Error in findmarkergenes(Utexpr, species = "Human", cluster = "All", match_CellMatch = TRUE,  : 
  Blood-related, not matched with the tissue types in CellMatch database! Please select one or more related tissue types.

> Utmarker <- findmarkergenes(Utexpr,species = 'Human', cluster = 'All', match_CellMatch = TRUE, tissue = 'Lymph-related', cell_min_pct = 0.25,logfc = 0.25,pvalue = 0.05)
Note: the raw data matrix includes 2700 cells and 32738 genes. 

---Revising gene symbols according to NCBI Gene symbols (updated in Jan. 10, 2020, https://www.ncbi.nlm.nih.gov/gene) and no matched genes and duplicated genes will be removed. 

Note: the new data matrix includes 2700 cells and 20805 genes. 

Error in findmarkergenes(Utexpr, species = "Human", cluster = "All", match_CellMatch = TRUE,  : 
  Lymph-related, not matched with the tissue types in CellMatch database!
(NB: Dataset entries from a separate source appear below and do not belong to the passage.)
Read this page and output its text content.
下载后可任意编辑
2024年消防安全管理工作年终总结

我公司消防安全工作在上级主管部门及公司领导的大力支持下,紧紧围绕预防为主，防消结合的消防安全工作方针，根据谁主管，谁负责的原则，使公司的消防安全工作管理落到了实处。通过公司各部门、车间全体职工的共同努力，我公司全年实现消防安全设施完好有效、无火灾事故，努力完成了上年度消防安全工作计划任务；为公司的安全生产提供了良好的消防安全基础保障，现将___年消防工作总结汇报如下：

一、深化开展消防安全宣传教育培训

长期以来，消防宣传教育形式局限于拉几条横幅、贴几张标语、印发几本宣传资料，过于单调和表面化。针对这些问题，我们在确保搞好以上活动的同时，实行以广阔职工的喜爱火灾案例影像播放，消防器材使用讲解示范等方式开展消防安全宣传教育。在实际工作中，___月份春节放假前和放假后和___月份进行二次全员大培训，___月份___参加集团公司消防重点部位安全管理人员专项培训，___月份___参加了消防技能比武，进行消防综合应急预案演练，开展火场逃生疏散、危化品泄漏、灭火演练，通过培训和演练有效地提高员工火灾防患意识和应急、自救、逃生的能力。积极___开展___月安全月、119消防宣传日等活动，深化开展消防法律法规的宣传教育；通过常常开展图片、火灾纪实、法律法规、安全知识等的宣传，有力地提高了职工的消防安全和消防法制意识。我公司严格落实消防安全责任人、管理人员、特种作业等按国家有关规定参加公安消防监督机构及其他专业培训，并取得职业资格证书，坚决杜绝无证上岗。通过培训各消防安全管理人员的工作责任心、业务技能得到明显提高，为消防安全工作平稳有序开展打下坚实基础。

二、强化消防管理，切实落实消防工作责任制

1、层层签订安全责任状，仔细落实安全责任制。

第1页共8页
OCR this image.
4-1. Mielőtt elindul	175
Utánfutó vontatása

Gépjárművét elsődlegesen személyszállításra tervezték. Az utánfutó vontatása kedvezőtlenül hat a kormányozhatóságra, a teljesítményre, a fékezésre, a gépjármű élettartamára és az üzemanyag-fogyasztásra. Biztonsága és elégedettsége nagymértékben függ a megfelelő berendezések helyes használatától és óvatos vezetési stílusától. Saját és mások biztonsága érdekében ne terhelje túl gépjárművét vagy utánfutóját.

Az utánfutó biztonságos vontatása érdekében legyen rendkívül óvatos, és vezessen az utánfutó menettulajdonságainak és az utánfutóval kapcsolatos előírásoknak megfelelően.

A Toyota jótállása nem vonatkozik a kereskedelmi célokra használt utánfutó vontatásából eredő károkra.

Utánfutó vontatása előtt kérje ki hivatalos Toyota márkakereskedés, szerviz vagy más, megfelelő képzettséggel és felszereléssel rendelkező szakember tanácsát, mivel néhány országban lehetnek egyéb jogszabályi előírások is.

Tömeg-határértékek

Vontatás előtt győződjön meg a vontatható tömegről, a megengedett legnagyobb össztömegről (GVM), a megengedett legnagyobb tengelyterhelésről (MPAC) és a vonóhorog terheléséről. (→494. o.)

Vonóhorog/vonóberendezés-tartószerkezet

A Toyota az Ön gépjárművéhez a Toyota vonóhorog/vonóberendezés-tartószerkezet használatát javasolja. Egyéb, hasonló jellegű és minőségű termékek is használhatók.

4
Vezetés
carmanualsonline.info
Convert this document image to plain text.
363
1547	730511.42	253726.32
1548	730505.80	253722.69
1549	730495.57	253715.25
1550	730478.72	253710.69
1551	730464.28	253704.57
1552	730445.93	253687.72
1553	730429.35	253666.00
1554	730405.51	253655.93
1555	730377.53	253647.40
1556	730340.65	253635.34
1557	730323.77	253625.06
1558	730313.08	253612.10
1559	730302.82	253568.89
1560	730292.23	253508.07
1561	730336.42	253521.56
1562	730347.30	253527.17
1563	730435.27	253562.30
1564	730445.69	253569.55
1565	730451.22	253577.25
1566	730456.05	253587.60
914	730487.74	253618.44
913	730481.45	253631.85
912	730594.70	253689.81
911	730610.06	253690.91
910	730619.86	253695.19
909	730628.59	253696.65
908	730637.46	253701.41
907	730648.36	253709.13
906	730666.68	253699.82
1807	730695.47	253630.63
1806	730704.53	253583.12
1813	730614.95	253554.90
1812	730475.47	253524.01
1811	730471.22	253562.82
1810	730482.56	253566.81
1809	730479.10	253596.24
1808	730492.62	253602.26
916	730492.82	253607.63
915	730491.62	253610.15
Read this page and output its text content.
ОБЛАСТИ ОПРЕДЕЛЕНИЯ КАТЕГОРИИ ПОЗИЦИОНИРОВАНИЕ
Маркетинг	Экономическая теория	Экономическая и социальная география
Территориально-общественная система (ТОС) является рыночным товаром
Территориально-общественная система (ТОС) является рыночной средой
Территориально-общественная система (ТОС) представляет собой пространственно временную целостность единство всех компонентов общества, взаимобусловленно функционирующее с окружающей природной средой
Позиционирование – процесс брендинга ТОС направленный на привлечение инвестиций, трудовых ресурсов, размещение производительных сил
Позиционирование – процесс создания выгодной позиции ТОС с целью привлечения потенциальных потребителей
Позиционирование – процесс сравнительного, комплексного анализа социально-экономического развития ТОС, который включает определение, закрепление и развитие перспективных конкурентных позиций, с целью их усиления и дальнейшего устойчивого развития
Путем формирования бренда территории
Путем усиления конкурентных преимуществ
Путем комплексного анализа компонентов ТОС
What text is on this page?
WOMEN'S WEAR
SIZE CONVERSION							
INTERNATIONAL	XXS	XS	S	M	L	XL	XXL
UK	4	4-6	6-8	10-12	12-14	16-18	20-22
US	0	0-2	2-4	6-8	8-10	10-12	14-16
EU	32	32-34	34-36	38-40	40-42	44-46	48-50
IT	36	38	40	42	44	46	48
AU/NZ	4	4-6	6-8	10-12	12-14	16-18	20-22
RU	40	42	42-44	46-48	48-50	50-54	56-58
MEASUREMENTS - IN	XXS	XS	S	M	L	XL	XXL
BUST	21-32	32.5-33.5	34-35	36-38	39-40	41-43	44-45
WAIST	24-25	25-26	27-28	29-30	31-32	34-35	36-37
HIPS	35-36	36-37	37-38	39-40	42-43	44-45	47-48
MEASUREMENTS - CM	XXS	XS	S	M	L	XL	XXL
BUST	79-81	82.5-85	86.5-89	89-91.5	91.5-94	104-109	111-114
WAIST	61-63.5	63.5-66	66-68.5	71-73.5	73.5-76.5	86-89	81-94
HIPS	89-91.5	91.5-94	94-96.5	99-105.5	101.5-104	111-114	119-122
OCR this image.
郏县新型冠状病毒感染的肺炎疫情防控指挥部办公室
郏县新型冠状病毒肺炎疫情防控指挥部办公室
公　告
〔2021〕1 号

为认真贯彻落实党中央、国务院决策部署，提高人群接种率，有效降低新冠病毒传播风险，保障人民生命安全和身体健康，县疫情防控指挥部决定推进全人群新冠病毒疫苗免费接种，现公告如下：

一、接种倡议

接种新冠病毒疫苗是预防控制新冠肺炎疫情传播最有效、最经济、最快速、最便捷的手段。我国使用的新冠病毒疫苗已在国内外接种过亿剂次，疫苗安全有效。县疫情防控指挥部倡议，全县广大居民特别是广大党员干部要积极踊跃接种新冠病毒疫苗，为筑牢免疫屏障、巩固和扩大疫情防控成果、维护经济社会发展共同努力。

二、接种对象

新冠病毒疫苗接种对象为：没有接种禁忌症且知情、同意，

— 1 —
Please select one or more related tissue types.
ZJUFanLab commented 4 years ago

Hello, the tissue should be more specific such as 'Blood', 'Peripheral blood', 'Plasma' or 'Serum', etc.

You can use our scCATCH as

findmarkergenes(Utexpr,species = 'Human', cluster = 'All', match_CellMatch = TRUE, tissue = 'Blood',cell_min_pct = 0.25,logfc = 0.25,pvalue = 0.05)

or

findmarkergenes(Utexpr,species = 'Human', cluster = 'All', match_CellMatch = TRUE, tissue = c('Blood','Peripheral blood'),cell_min_pct = 0.25,logfc = 0.25,pvalue = 0.05)

or

findmarkergenes(Utexpr,species = 'Human', cluster = 'All', match_CellMatch = TRUE, tissue = c('Blood','Peripheral blood','Plasma'),cell_min_pct = 0.25,logfc = 0.25,pvalue = 0.05)

or any combination of Blood-related tissues as detalied in 3.1.1

william-swl commented 4 years ago

@ZJUFanLab Thank you very much! It works well!